Claudia si lasciò trainare solo per pochi metri e poi mise in azione le sue gambe da atleta, pur ostacolate dal tacco delle scarpe. Marco se la trovò davanti e faticò a tenere lo stesso ritmo. Alle loro spalle sentirono risuonare i passi affrettati dell’uomo con la barba.

Al termine del rettilineo, un angolo secco li portò dentro un cunicolo ancora più lungo. Marco pensò che ormai avevano oltrepassato i limiti dell’edificio. Si aspettava di vedere un’uscita da un momento all’altro.
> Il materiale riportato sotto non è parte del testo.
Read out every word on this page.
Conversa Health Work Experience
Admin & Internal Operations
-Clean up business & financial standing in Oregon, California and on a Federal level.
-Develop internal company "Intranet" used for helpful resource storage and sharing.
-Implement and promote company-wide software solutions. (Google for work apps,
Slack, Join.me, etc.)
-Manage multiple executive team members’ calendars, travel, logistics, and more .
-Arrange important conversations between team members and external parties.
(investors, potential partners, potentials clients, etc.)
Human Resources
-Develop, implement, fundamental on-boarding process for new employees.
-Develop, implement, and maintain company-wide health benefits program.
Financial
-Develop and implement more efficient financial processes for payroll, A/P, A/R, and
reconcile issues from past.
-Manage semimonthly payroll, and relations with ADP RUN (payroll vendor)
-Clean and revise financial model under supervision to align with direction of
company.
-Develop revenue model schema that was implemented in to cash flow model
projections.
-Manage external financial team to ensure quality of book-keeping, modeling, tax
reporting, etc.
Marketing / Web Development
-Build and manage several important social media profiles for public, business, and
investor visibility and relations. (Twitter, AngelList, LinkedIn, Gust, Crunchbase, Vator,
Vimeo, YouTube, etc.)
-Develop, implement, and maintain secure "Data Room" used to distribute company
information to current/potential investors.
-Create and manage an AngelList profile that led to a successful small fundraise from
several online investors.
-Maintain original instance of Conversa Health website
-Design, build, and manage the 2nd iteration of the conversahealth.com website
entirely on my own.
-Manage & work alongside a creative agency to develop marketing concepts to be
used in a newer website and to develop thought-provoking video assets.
Durante la corsa, l’adrenalina lo aiutò a ricordare che i sotterranei del policlinico si stendevano sotto tutta l’area dell’ospedale, passando da un reparto all’altro senza interruzione.

Un visitatore che si fosse trovato al primo piano, dentro il padiglione della nefrologia, per raggiungere l’edificio più vicino, cardiologia, doveva scendere al piano terra, uscire all’aperto, attraversare una strada, percorrere un vialetto fino al piazzale d’accesso, salire le scale ed entrare.

Nei sotterranei, invece, un lungo corridoio portava da un reparto all’altro senza sfociare mai all’aperto, e poi proseguiva con le sue ramificazioni, che collegavano tutti i padiglioni, una cinquantina circa. Chilometri di budelli, bassi e con poca luce, di cui non si intravedeva l’uscita.

Ormai a corto di fiato, Marco vide Claudia, dieci metri avanti a lui, che si era fermata. Di fronte a lei, su un lato del corridoio male illuminato, lampeggiava una porta a vetri.

L’insegna bianca dipinta sopra diceva: Camera mortuaria. Marco la raggiunse solo per accorgersi che la cognata stava tentando inutilmente di forzarla.